Gesammelte Briefe aus dem Familienurlaub auf der Kykladen-Insel Santorini. Berichte von unbarmherziger Hitze, dem Influencer-Epizentrum, Marihuana und einer Katze mit akkuratem Seitenscheitel und Bärtchen.
1. Brief – Montag, 12. Juli: Hotspot für Instapeople
Sind gut auf Santorini angekommen. Die Leute hier sind jung und international, sie kommen aus London, L.A., Tokio, Bottrop, Buxtehude, Kirschentheuer, Gotschuchen, Sinabelkirchen und Stinatz. Die Sinabelkirchner und Stinatzer haben eine Bottle Rotwein in der Hand und die Fiaß im schwarzen Sand. Die Kirschentheurer sind auf der Suche nach billigen Kirschen und die Gotschuchner trinken Bier statt Rotwein.
Alle anderen machen Pics, Vids, Reels und Storys mit ihren iPhones X hoch 666. Am Strand vor uns sitzt eine 16-Jährige, die in 15 Minuten 100 Fotos von ihrem Dekolleté macht und sich zwischendurch den Bikini 300 mal zurecht zupft. In der Instagram-Hauptstadt Oia sind Horden von Influencern unterwegs. Die engen Gässchen sind verstopft, niemand kommt mehr voran. Wie Zombies klettern die Instapeople mit ihren Selfiesticks übereinander hinweg um die beste Position für ihre nächste Story zu ergattern. Die männlichen Exemplare tragen Tennissocken, Adiletten und Muskelshirts, die weiblichen Brust- und Lippenimplantate.

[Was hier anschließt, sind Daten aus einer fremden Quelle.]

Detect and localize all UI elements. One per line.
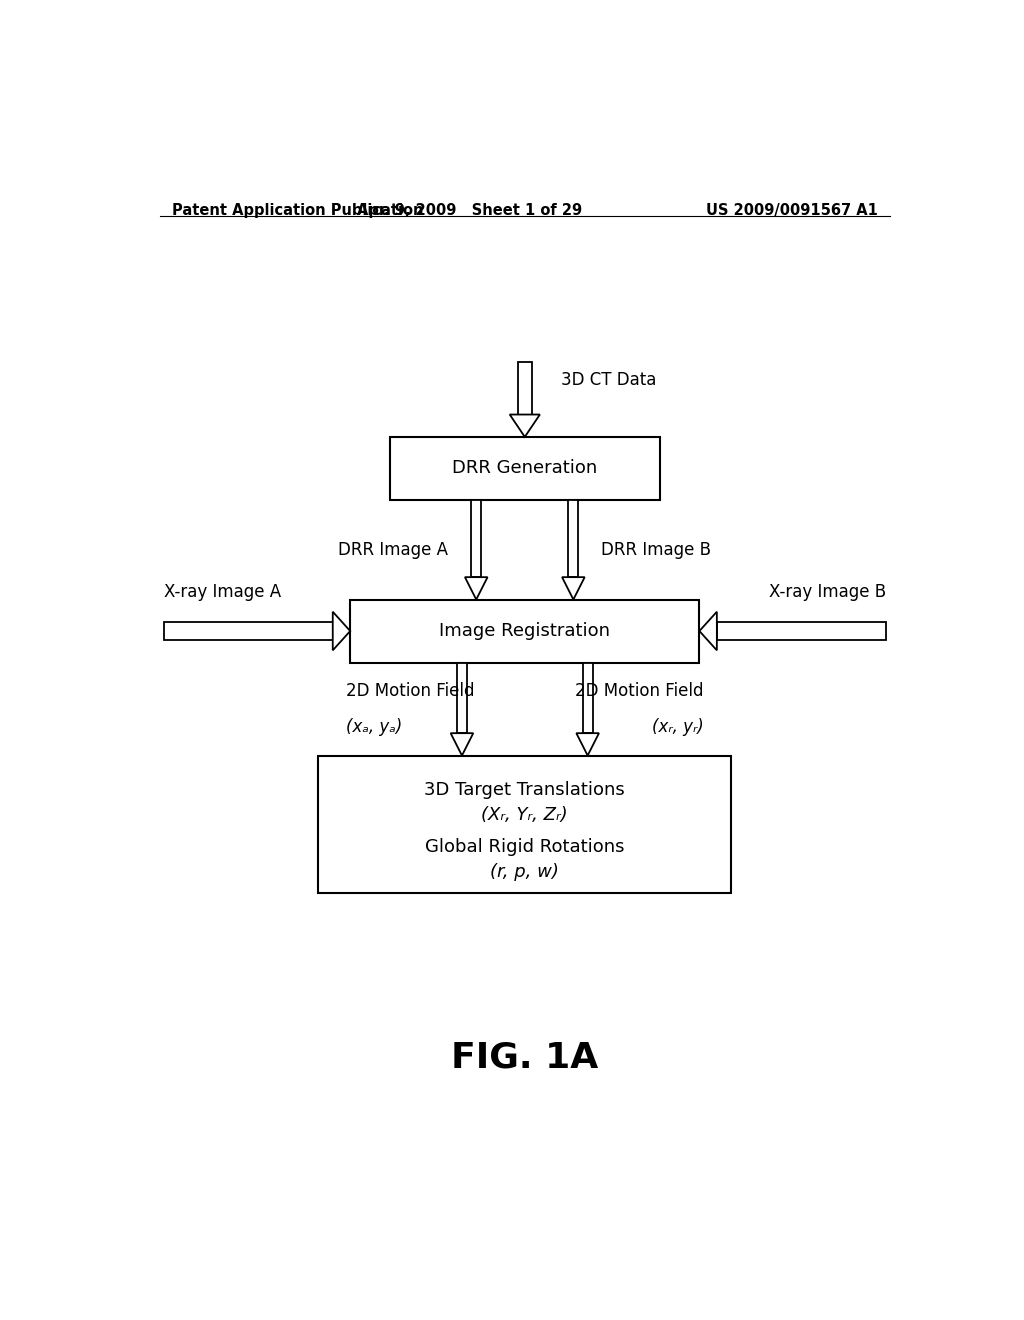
Polygon shape — [333, 611, 350, 651]
Text: 2D Motion Field: 2D Motion Field — [574, 681, 703, 700]
Bar — [583, 663, 593, 733]
Text: FIG. 1A: FIG. 1A — [452, 1041, 598, 1074]
Text: DRR Image A: DRR Image A — [339, 541, 449, 558]
Bar — [457, 663, 467, 733]
Bar — [318, 755, 731, 892]
Bar — [390, 437, 659, 500]
Bar — [164, 622, 333, 640]
Text: (xᵣ, yᵣ): (xᵣ, yᵣ) — [651, 718, 703, 737]
Text: Image Registration: Image Registration — [439, 622, 610, 640]
Bar — [471, 500, 481, 577]
Text: 3D Target Translations: 3D Target Translations — [424, 781, 626, 799]
Text: 2D Motion Field: 2D Motion Field — [346, 681, 475, 700]
Bar — [350, 599, 699, 663]
Bar — [518, 362, 531, 414]
Polygon shape — [465, 577, 487, 599]
Text: Global Rigid Rotations: Global Rigid Rotations — [425, 838, 625, 857]
Polygon shape — [577, 733, 599, 755]
Text: Patent Application Publication: Patent Application Publication — [172, 203, 423, 218]
Text: US 2009/0091567 A1: US 2009/0091567 A1 — [707, 203, 878, 218]
Text: X-ray Image B: X-ray Image B — [769, 583, 886, 602]
Text: X-ray Image A: X-ray Image A — [164, 583, 281, 602]
Text: Apr. 9, 2009   Sheet 1 of 29: Apr. 9, 2009 Sheet 1 of 29 — [356, 203, 582, 218]
Text: 3D CT Data: 3D CT Data — [560, 371, 656, 389]
Text: (r, p, w): (r, p, w) — [490, 863, 559, 882]
Text: DRR Generation: DRR Generation — [453, 459, 597, 478]
Text: DRR Image B: DRR Image B — [601, 541, 711, 558]
Bar — [717, 622, 886, 640]
Polygon shape — [451, 733, 473, 755]
Text: (Xᵣ, Yᵣ, Zᵣ): (Xᵣ, Yᵣ, Zᵣ) — [481, 805, 568, 824]
Bar — [568, 500, 579, 577]
Polygon shape — [699, 611, 717, 651]
Text: (xₐ, yₐ): (xₐ, yₐ) — [346, 718, 402, 737]
Polygon shape — [510, 414, 540, 437]
Polygon shape — [562, 577, 585, 599]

Trotz dieser optischen Makel versuchen sie in der brennenden Hitze möglichst sexy auszusehen, machen Kussmund und grinsen um die Wette.
Ich suche Schutz unterm Marihuanastrauch, der hier das einzige bisschen Schatten spendet
2. Brief – Mittwoch, 14. Juli: Marihuana am Pool
An unserem Hotelpool gibt es keine Schirme. Die Sonne knallt unbarmherzig auf die weißen Kacheln, meine Bindehaut hat sich binnen Sekunden entzündet. Es ist so heiß, das Hotelpersonal brutzelt ab 8 Uhr direkt auf dem Steinboden Spiegeleier & Speck fürs Frühstücksbuffet. Ich suche Schutz unterm Marihuanastrauch, der hier das einzige bisschen Schatten spendet. Nach ein paar Tagen ist es auch damit vorbei. Eine Horde fresher Instapeople checkt im Hotel ein und raucht mir meinen Sonnenschutz weg.
3. Brief – Freitag, 16. Juli: Lauf auf den Hausberg
Die Hitze treibt mich in den Wahnsinn. Ich brauche Abkühlung, also mache mich auf den Weg um unseren Hausberg zu erklimmen. Vorbei an in der sengenden Sonne dahinsiechenden Katzen und komatösen Hunden trabe ich aus der Touristenzone hinaus Richtung Berg. Scheinbar hab ich dabei Göttervater Zeus erzürnt, denn oben angekommen, reißt er mir mit einem wütenden Orkanstoß das überteuerte Buff-Laufkapperl vom Kopf. Es ist so weit geflogen, irgendwann hab ichs dann nicht mehr gesehen. An dieser Stelle also ein dringender Appell! Es ist ein schwarzes Kapperl, Marke „Buff“. Es hat weiße Schweißränder und mehrere Ouzo- und Tzatziki-Flecken. Falls es bei euch vorbeikommt, bitte auffangen, das ist meins!
4. Brief – Sonntag, 18. Juli: Adi H., der liebste Kater der Welt
Für die wirklichen Highlights der Insel haben die feschen Instapeople hier auf Santorini keine Zeit. Dafür gibt es dann so Leute wie mich. An der Strandpromenade haben wir nämlich unseren neuen besten Freund kennengelernt. Jeden Abend beim Dinner stattet er uns einen Besuch ab. Er sieht richtig niedlich aus, trägt einen akkuraten Seitenscheitel und ein kleines Bärtchen auf der Oberlippe. Die anderen Streuner haben einen mordsmäßigen Respekt vor ihm. Wenn er im Stechschritt an unserer Taverne vorbeimarschiert, buddeln sich alle Katzen schnell im Sand ein. Die Hunde stehen bei seinem Auftritt stramm und heben Pfötchen zum Gruß. Solange man ihm was von seinem Wolfsbarsch abgibt, ist er aber der liebste Kater der Welt.